Friday, January 15, 2010

Asian Cilantro Chicken Bites - Our Version

After Jeff initially found this recipe on, we both decided that it sounded good but that the reviews weren't so hot. After a few suggestions, I came up with a version that turned out very good. We served it as an entree with jasmine rice and Jeff made a dipping (or drizzling) sauce out of hoison, honey, rice wine vinegar and soy sauce. The bites would also be great on toothpicks as an appetizers or served in bibb lettuce wraps.

Better Asian Cilantro Chicken Bites
* 1/2 T soy sauce
* 1/2 T rice vinegar (not seasoned)
* 1 lb ground chicken
* 1 large egg
* 1/2 cup finely chopped fresh cilantro
* 2 scallions, finely chopped
* 3 teaspoons Asian sesame oil
* 1 teaspoon salt
* 1/2 teaspoon of garlic powder
* 1/4 teaspoon ginger (use less if fresh)
* 1/2 cup of plain breadcrumbs or panko breadcrumbs
* 3/4 cup cornstarch
* 1/2 cup vegetable oil

Stir together chicken, egg, cilantro, scallions, sesame oil, soy sauce, rice vinegar, ginger, garlic powder, breadcrumbs and salt with a fork until just blended. Add more breadcrumbs if mixture is too wet.

Spread cornstarch in a shallow pan. Form chicken mixture into 1-inch balls, transferring them to baking pan as formed.
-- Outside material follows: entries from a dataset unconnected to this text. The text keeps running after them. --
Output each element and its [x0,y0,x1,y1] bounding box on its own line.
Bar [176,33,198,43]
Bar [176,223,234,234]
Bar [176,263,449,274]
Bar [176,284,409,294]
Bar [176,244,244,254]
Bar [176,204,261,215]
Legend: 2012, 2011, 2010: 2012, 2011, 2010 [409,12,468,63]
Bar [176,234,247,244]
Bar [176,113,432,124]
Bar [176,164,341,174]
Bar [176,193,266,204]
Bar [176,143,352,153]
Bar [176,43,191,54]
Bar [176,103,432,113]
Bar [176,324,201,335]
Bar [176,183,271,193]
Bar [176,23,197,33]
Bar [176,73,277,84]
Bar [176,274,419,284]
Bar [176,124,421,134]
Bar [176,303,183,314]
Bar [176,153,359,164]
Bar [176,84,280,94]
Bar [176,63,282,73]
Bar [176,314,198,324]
Gently roll balls in cornstarch until coated. The chicken balls will be soft. (I made mine a little bigger and cooked them longer because we were't serving them as appetizers.)

Heat 1/4 cup vegetable oil in a 12-inch heavy skillet over moderately high heat until hot but not smoking, then cook half of balls, turning occasionally, until firm and golden (they will flatten slightly), 2 to 3 minutes (3+ if yours are larger). Transfer with a slotted spoon to paper towels to drain. Add remaining 1/4 cup oil to skillet and cook remaining balls in same manner. Serve meatballs with dipping sauce.

1 comment:

Sheila said...

This sounds good. I wonder if instead of cooking them in oil, they would work oven-baked. I might try them since I love cilantro.